Images of the Indonesian War of Independence 1945-1949
|On 17 August 1945, Sukarno and Mohammad Hatta proclaimed the Republic of Indonesia. On 27 December 1949, the Netherlands handed over sovereignty. These two events were separated by more than four years of extremely difficult negotiations and bitter warfare. In Indonesia, this period is known as the Indonesian Revolution, a time in which the country’s independence was defended against the former colonial power and a new state was created. In the Netherlands, the former colonial power in question, the whole period was for a long time referred to using the euphemism ‘police actions’. In recent years, it has been termed a ‘war’: the Dutch government spoke in 2005 of a “war on the wrong side of history”. There is no question that it was a war, with a huge disparity in the numbers of victims on the two sides. The Indonesians suffered more than 100,000 fatalities, both combatants and civilians, while the Dutch army lost about 5,000, roughly one third of whom were Indonesian troops.
Not only were there big differences in casualty numbers, but there was also a sharp contrast in opinions on the legitimacy of the Proclamation (Proklamasi) on that day in August and the return of the Dutch after the Japanese occupation of more than three years. Fundamentally opposing views were accompanied by conflicting images of ‘the enemy’ and its intentions, reliability and methods, whether in battle or at the negotiating table. Of course there were also instances of mutual understanding and regret and gestures of reconciliation, both during the war and, even more so, after it ended. But much of the framing during the war (which in turn built on a long history of colonialism) still lives on today.
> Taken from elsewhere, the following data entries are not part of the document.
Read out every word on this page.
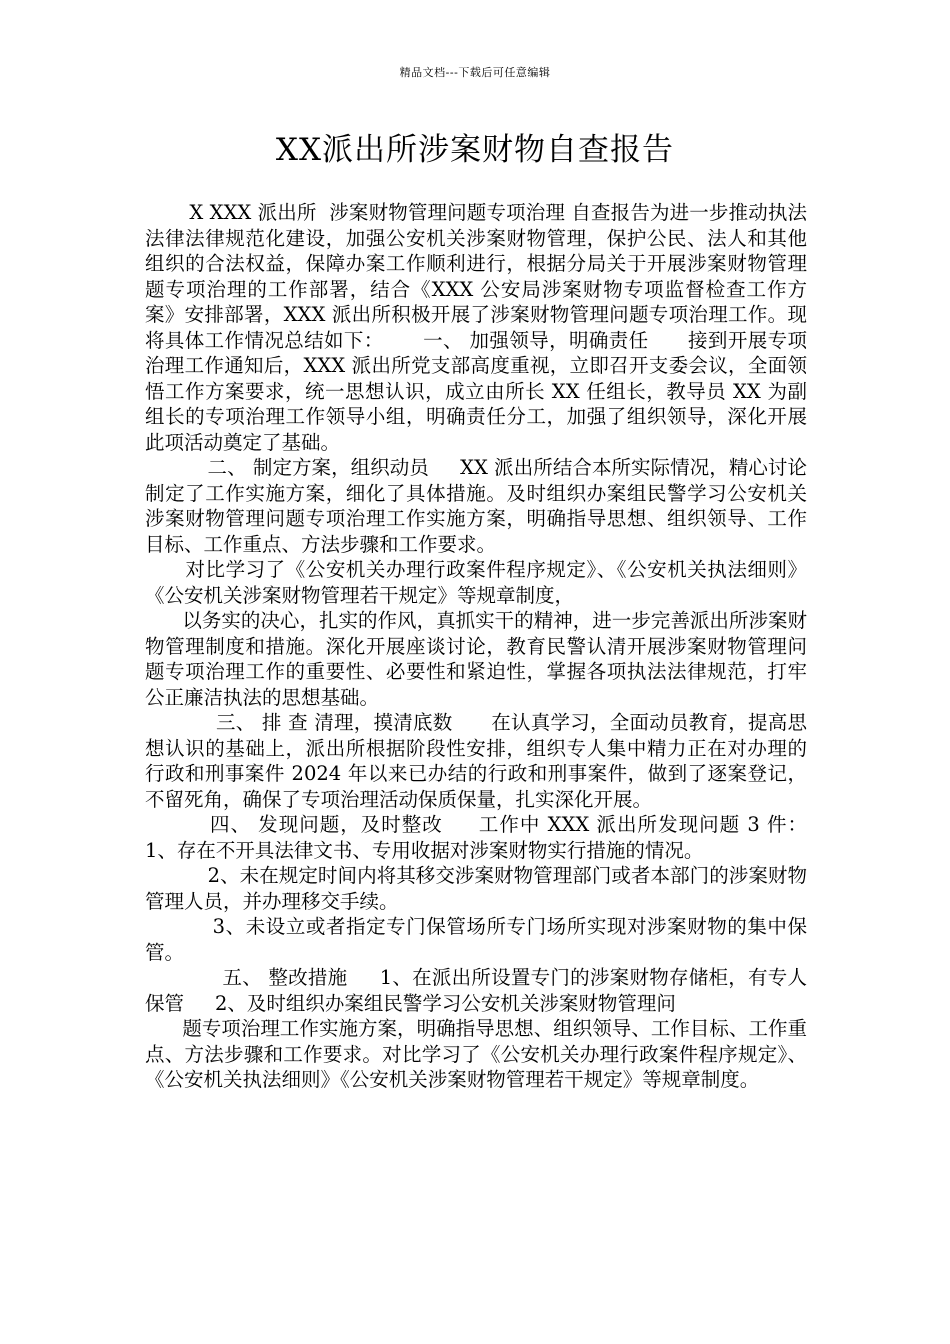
精品文档---下载后可任意编辑
XX派出所涉案财物自查报告

X XXX 派出所  涉案财物管理问题专项治理 自查报告为进一步推动执法法律法律规范化建设，加强公安机关涉案财物管理，保护公民、法人和其他组织的合法权益，保障办案工作顺利进行，根据分局关于开展涉案财物管理题专项治理的工作部署，结合《XXX 公安局涉案财物专项监督检查工作方案》安排部署，XXX 派出所积极开展了涉案财物管理问题专项治理工作。现将具体工作情况总结如下：      一、 加强领导，明确责任      接到开展专项治理工作通知后，XXX 派出所党支部高度重视，立即召开支委会议，全面领悟工作方案要求，统一思想认识，成立由所长 XX 任组长，教导员 XX 为副组长的专项治理工作领导小组，明确责任分工，加强了组织领导，深化开展此项活动奠定了基础。

二、 制定方案，组织动员     XX 派出所结合本所实际情况，精心讨论制定了工作实施方案，细化了具体措施。及时组织办案组民警学习公安机关涉案财物管理问题专项治理工作实施方案，明确指导思想、组织领导、工作目标、工作重点、方法步骤和工作要求。

对比学习了《公安机关办理行政案件程序规定》、《公安机关执法细则》《公安机关涉案财物管理若干规定》等规章制度，

以务实的决心，扎实的作风，真抓实干的精神，进一步完善派出所涉案财物管理制度和措施。深化开展座谈讨论，教育民警认清开展涉案财物管理问题专项治理工作的重要性、必要性和紧迫性，掌握各项执法法律规范，打牢公正廉洁执法的思想基础。

三、 排 查 清理，摸清底数      在认真学习，全面动员教育，提高思想认识的基础上，派出所根据阶段性安排，组织专人集中精力正在对办理的行政和刑事案件 2024 年以来已办结的行政和刑事案件，做到了逐案登记，不留死角，确保了专项治理活动保质保量，扎实深化开展。

四、 发现问题，及时整改     工作中 XXX 派出所发现问题 3 件：     1、存在不开具法律文书、专用收据对涉案财物实行措施的情况。

2、未在规定时间内将其移交涉案财物管理部门或者本部门的涉案财物管理人员，并办理移交手续。

3、未设立或者指定专门保管场所专门场所实现对涉案财物的集中保管。

五、 整改措施     1、在派出所设置专门的涉案财物存储柜，有专人保管     2、及时组织办案组民警学习公安机关涉案财物管理问

题专项治理工作实施方案，明确指导思想、组织领导、工作目标、工作重点、方法步骤和工作要求。对比学习了《公安机关办理行政案件程序规定》、《公安机关执法细则》《公安机关涉案财物管理若干规定》等规章制度。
One reason for this is the nature of the sources that were produced during the war. Sources are never neutral. They are the product of people’s actions and therefore reflect what the people who created those sources thought was important, what they said and left unsaid, what they did or did not feel and understand, and how they judged matters. The challenge for us today in understanding those sources from the period 1945 to 1949 is to study a sufficiently broad range of sources and take nothing in them for granted. This exercise can help make the war less incomprehensible. It can also create the space to appreciate how different people’s views were, even back then, on what was happening and who was responsible.
Archives and libraries have formed the traditional habitat of the historian, but modern historical research also encompasses sources in other kinds of collections and environments. Moreover, new sources are being created with oral history. The Special Collections department of Leiden University Library has an extensive collection of unique sources dealing with Dutch colonialism, collected in part by the KITLV. This exhibition shows a selection of that material covering the war years in Indonesia, 1945-1949. The material not only gives an impression of the war but also shows how divergent people’s perspectives were at the time. This modest exhibition is therefore also an invitation to everyone to reflect on the limitations of their own frame.
This image is a representation of a jinn (genie) from the story in A Thousand and One Nights in which Aladdin obtains a lamp containing a genie who fulfils all the wishes of the Arab prince. In the poster, the genie is represented as a means to achieve Dutch imperial domination, as indicated by the Dutch flag. The person in green clothes who rides the genie represents the Dutch capitalists who benefited from Indonesian plantations. At first sight, the hat the Dutch planter is wearing seems like a military helmet, but a closer look shows that it can be identified as a topi mandor, an overseer’s hat. This headgear was usually worn by native foremen who supervised native workers on European plantations, and who could punish them at will. The green colour of the hat is intended to signal the desire of the Dutch capitalists and the Dutch army to jointly regain control of Indonesia, if necessary by the use of violence and terror.
‘Flying Dutchman’. One of a set of 13 sheets of original Indonesian drawings used as designs for propaganda posters. C.1947. Watercolour on stiff paper. Or. 27.649.